Cyber attacks on manufacturers up globally

A global study by Omdia finds that 80% of manufacturing firms experienced a significant increase in overall security incidents or breaches last year, but only 45% are adequately prepared in their cyber security.

Omdia surveyed over 500 technology executives worldwide on the convergence of Information Technology (IT) and Operational Technology (OT) – or physical systems – in their core operations, and how they managed cyber security challenges. The report for the study was produced in partnership with Telstra International, the global arm of leading telecommunications and technology company Telstra.

The heightened risk of cyber attacks comes as manufacturers move to leverage IT such as cloud, AI, and Internet of Things (IoT) as part of their digital transformation – a process defined as Industry 4.0. While the convergence of IT with traditional OT can increase scale, resilience and efficiency in operations, it also increases the attack surface for cyber threats. Critical industries are increasingly lucrative targets for cyber exploitation including ransomware.

Manufacturers affected by a cyber attack reported a resilience or availability issue that cost individual firms between US$200,000 and US$2 million, taking the biggest hit when incidents affected enterprise and corporate systems or production control.

Geraldine Kor, Telstra International’s Head of Global Enterprise Business, said: “Greater connectivity between IT and OT is necessary to harness advanced technology for manufacturing innovation, but it increases the risks of a breach. However, very few firms are mature in protecting and defending against such cyber risks.

“Our study also uncovered a fragmented approach to security responsibility, which can leave manufacturing businesses without a clear direction. This responsibility must be clear and integrated so that one group or person will have the authority to act on security challenges for mission-critical systems. It is equally important to have the right people and security-focused culture as their absence will hinder security posture readiness, compounding technical challenges.”

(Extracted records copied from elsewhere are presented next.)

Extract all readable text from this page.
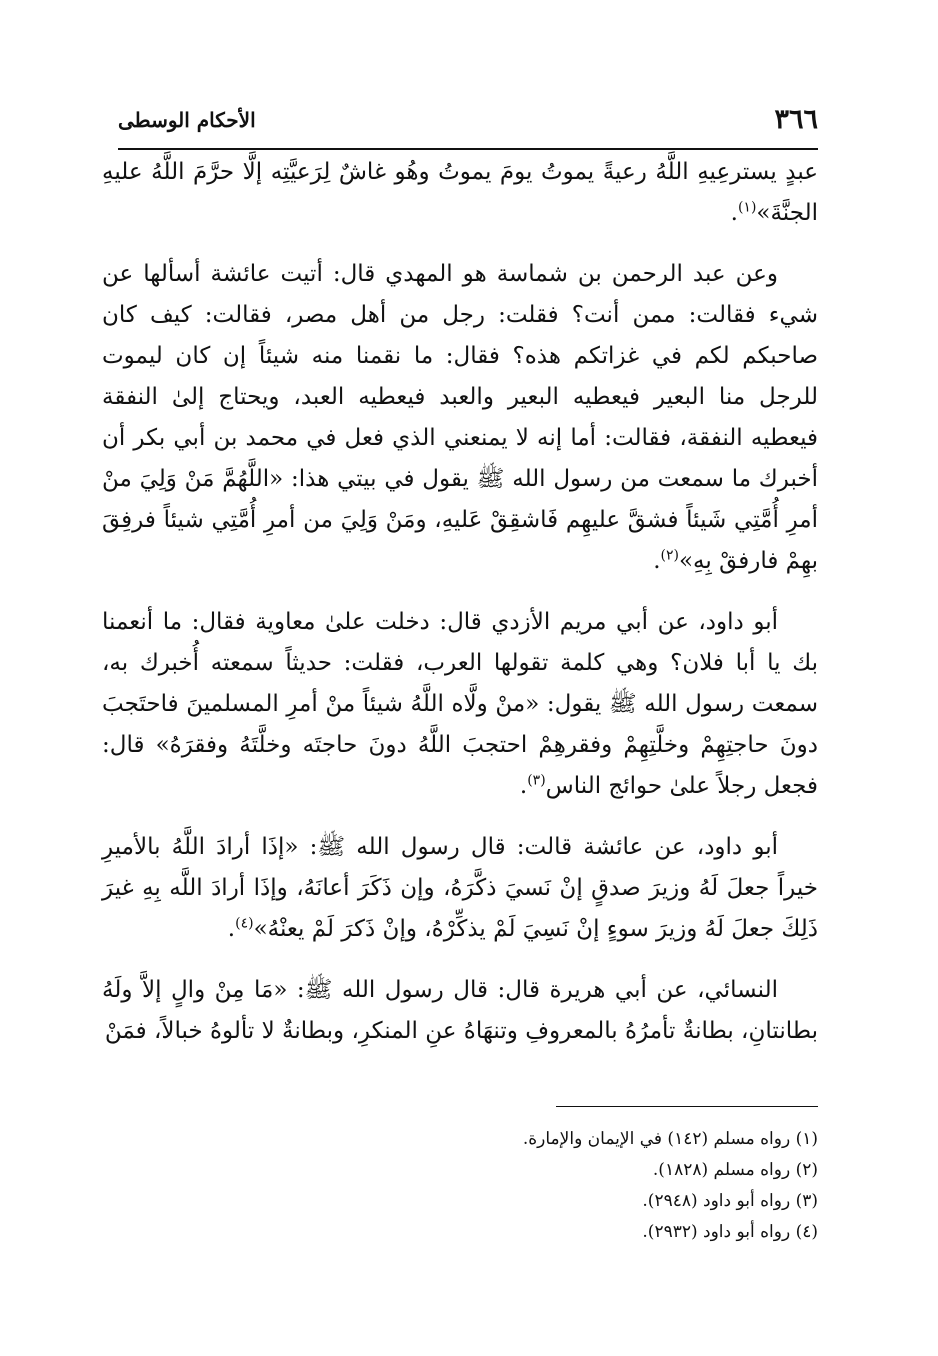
٣٦٦
الأحكام الوسطى

عبدٍ يسترعِيهِ اللَّهُ رعيةً يموتُ يومَ يموتُ وهُو غاشٌ لِرَعيَّتِه إلَّا حرَّمَ اللَّهُ عليهِ الجنَّةَ»$^{(١)}$.

وعن عبد الرحمن بن شماسة هو المهدي قال: أتيت عائشة أسألها عن شيء فقالت: ممن أنت؟ فقلت: رجل من أهل مصر، فقالت: كيف كان صاحبكم لكم في غزاتكم هذه؟ فقال: ما نقمنا منه شيئاً إن كان ليموت للرجل منا البعير فيعطيه البعير والعبد فيعطيه العبد، ويحتاج إلىٰ النفقة فيعطيه النفقة، فقالت: أما إنه لا يمنعني الذي فعل في محمد بن أبي بكر أن أخبرك ما سمعت من رسول الله ﷺ يقول في بيتي هذا: «اللَّهُمَّ مَنْ وَلِيَ منْ أمرِ أُمَّتِي شَيئاً فشقَّ عليهِم فَاشقِقْ عَليهِ، ومَنْ وَلِيَ من أمرِ أُمَّتِي شيئاً فرفِقَ بهِمْ فارفقْ بِهِ»$^{(٢)}$.

أبو داود، عن أبي مريم الأزدي قال: دخلت علىٰ معاوية فقال: ما أنعمنا بك يا أبا فلان؟ وهي كلمة تقولها العرب، فقلت: حديثاً سمعته أُخبرك به، سمعت رسول الله ﷺ يقول: «منْ ولَّاه اللَّهُ شيئاً منْ أمرِ المسلمينَ فاحتَجبَ دونَ حاجتِهِمْ وخلَّتِهِمْ وفقرهِمْ احتجبَ اللَّهُ دونَ حاجتَه وخلَّتَهُ وفقرَهُ» قال: فجعل رجلاً علىٰ حوائج الناس$^{(٣)}$.

أبو داود، عن عائشة قالت: قال رسول الله ﷺ: «إذَا أرادَ اللَّهُ بالأميرِ خيراً جعلَ لَهُ وزيرَ صدقٍ إنْ نَسيَ ذكَّرَهُ، وإن ذَكَرَ أعانَهُ، وإذَا أرادَ اللَّه بِهِ غيرَ ذَلِكَ جعلَ لَهُ وزيرَ سوءٍ إنْ نَسِيَ لَمْ يذكِّرْهُ، وإنْ ذَكرَ لَمْ يعنْهُ»$^{(٤)}$.

النسائي، عن أبي هريرة قال: قال رسول الله ﷺ: «مَا مِنْ والٍ إلاَّ ولَهُ بطانتانِ، بطانةٌ تأمرُهُ بالمعروفِ وتنهَاهُ عنِ المنكرِ، وبطانةٌ لا تألوهُ خبالاً، فمَنْ

(١) رواه مسلم (١٤٢) في الإيمان والإمارة.
(٢) رواه مسلم (١٨٢٨).
(٣) رواه أبو داود (٢٩٤٨).
(٤) رواه أبو داود (٢٩٣٢).
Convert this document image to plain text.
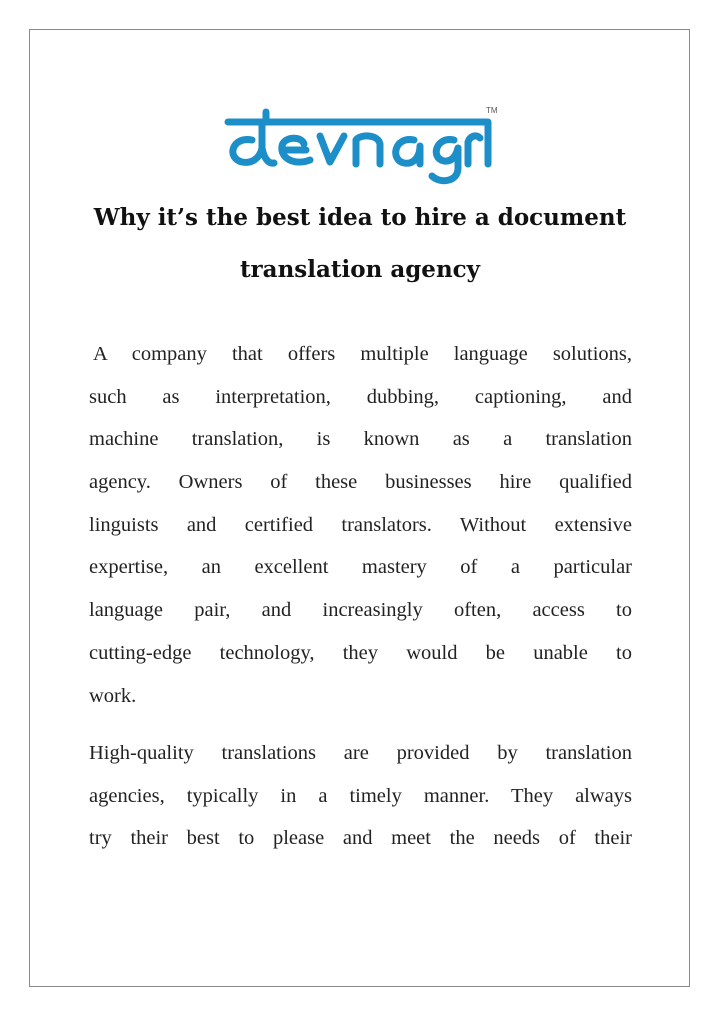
TM
Why it’s the best idea to hire a document
translation agency
A company that offers multiple language solutions,
such as interpretation, dubbing, captioning, and
machine translation, is known as a translation
agency. Owners of these businesses hire qualified
linguists and certified translators. Without extensive
expertise, an excellent mastery of a particular
language pair, and increasingly often, access to
cutting-edge technology, they would be unable to
work.
High-quality translations are provided by translation
agencies, typically in a timely manner. They always
try their best to please and meet the needs of their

Ganesh Narayanan, Telstra International’s Global Head of Cyber Security, noted that the manufacturing and other industrial sectors historically relied on air gapping for security, where OT systems are typically segregated from corporate IT systems to protect against external threats.

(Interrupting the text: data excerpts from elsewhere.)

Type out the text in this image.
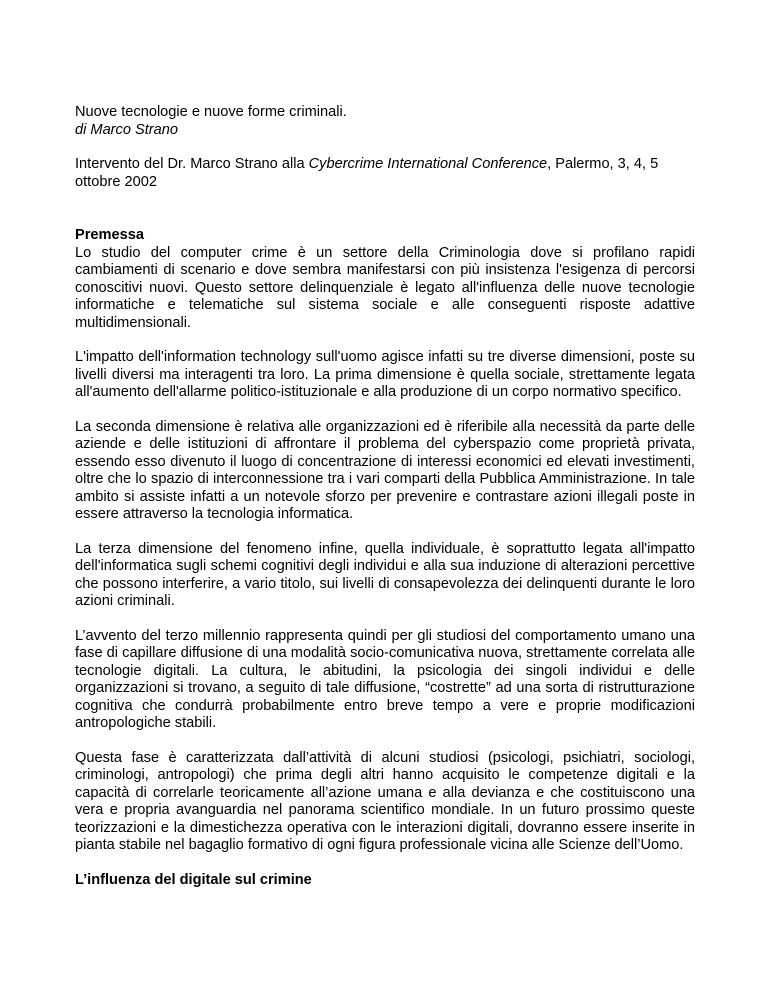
Nuove tecnologie e nuove forme criminali.
di Marco Strano

Intervento del Dr. Marco Strano alla Cybercrime International Conference, Palermo, 3, 4, 5 ottobre 2002

Premessa

Lo studio del computer crime è un settore della Criminologia dove si profilano rapidi cambiamenti di scenario e dove sembra manifestarsi con più insistenza l'esigenza di percorsi conoscitivi nuovi. Questo settore delinquenziale è legato all'influenza delle nuove tecnologie informatiche e telematiche sul sistema sociale e alle conseguenti risposte adattive multidimensionali.

L'impatto dell'information technology sull'uomo agisce infatti su tre diverse dimensioni, poste su livelli diversi ma interagenti tra loro. La prima dimensione è quella sociale, strettamente legata all'aumento dell'allarme politico-istituzionale e alla produzione di un corpo normativo specifico.

La seconda dimensione è relativa alle organizzazioni ed è riferibile alla necessità da parte delle aziende e delle istituzioni di affrontare il problema del cyberspazio come proprietà privata, essendo esso divenuto il luogo di concentrazione di interessi economici ed elevati investimenti, oltre che lo spazio di interconnessione tra i vari comparti della Pubblica Amministrazione. In tale ambito si assiste infatti a un notevole sforzo per prevenire e contrastare azioni illegali poste in essere attraverso la tecnologia informatica.

La terza dimensione del fenomeno infine, quella individuale, è soprattutto legata all'impatto dell'informatica sugli schemi cognitivi degli individui e alla sua induzione di alterazioni percettive che possono interferire, a vario titolo, sui livelli di consapevolezza dei delinquenti durante le loro azioni criminali.

L’avvento del terzo millennio rappresenta quindi per gli studiosi del comportamento umano una fase di capillare diffusione di una modalità socio-comunicativa nuova, strettamente correlata alle tecnologie digitali. La cultura, le abitudini, la psicologia dei singoli individui e delle organizzazioni si trovano, a seguito di tale diffusione, “costrette” ad una sorta di ristrutturazione cognitiva che condurrà probabilmente entro breve tempo a vere e proprie modificazioni antropologiche stabili.

Questa fase è caratterizzata dall’attività di alcuni studiosi (psicologi, psichiatri, sociologi, criminologi, antropologi) che prima degli altri hanno acquisito le competenze digitali e la capacità di correlarle teoricamente all’azione umana e alla devianza e che costituiscono una vera e propria avanguardia nel panorama scientifico mondiale. In un futuro prossimo queste teorizzazioni e la dimestichezza operativa con le interazioni digitali, dovranno essere inserite in pianta stabile nel bagaglio formativo di ogni figura professionale vicina alle Scienze dell’Uomo.

L’influenza del digitale sul crimine
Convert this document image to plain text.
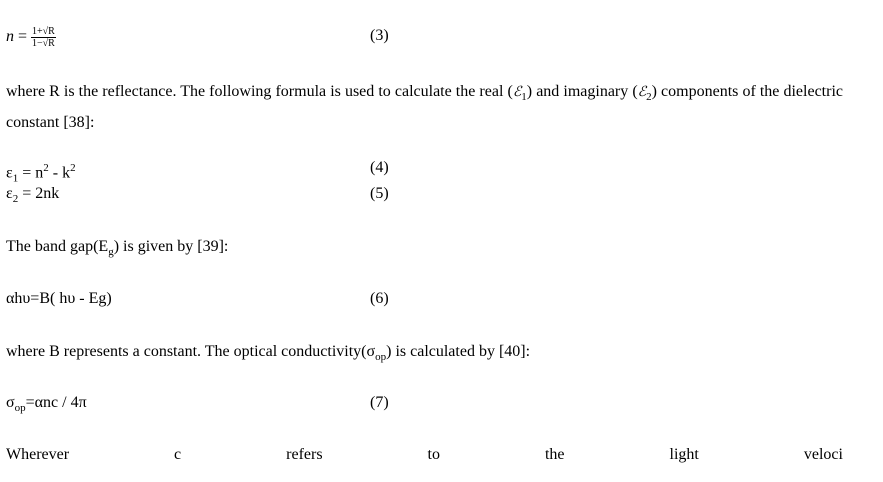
$n = \frac{1+√R}{1-√R}$	(3)
where R is the reflectance. The following formula is used to calculate the real (ℰ$_1$) and imaginary (ℰ$_2$) components of the dielectric constant [38]:
$\varepsilon_1 = n^2 - k^2$	(4)
$\varepsilon_2 = 2nk$	(5)
The band $gap(E_g)$ is given by [39]:
αhυ=B( hυ - Eg)	(6)
where B represents a constant. The optical $conductivity(\sigma_{op})$ is calculated by [40]:
$\sigma_{op}=\alpha nc / 4\pi$	(7)
Wherever	c	refers	to	the	light	veloci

However, this approach is no longer sustainable with increasing IT-OT convergence, which expands the threat surface significantly.

He said: “IT and OT integration create enormous value for organisations across industries, although organisations must address risks to unlock its potential. Organisations should prioritise IT/OT and IoT security across six core areas: Collaboration and planning, defining a strategy, bolstering technical expertise, assign responsibility and accountability, leveraging the right tools, and expedite readiness with standards.”

Adam Etherington, Senior Principal Analyst at Omdia, said: “Our study illuminates critical attack vectors and lessons learned, and provides timely advice for any executive responsible for IT and OT.

“More pervasive connectivity between IT and OT is essential across greenfield and brownfield manufacturing system design and enhancements. Step change improvements to innovation, availability, safety and security require firms to harness cloud, IoT, AI and private networks, with IT/OT convergence bringing these technologies to life.

“However, most firms have been hit with expensive outages and security incidents while traditional security controls, policies and culture struggle to keep pace. Given the magnitude of downtime costs from any breach or network incident that impacted operations, it’s important to better understand the causes for proactive remediation.”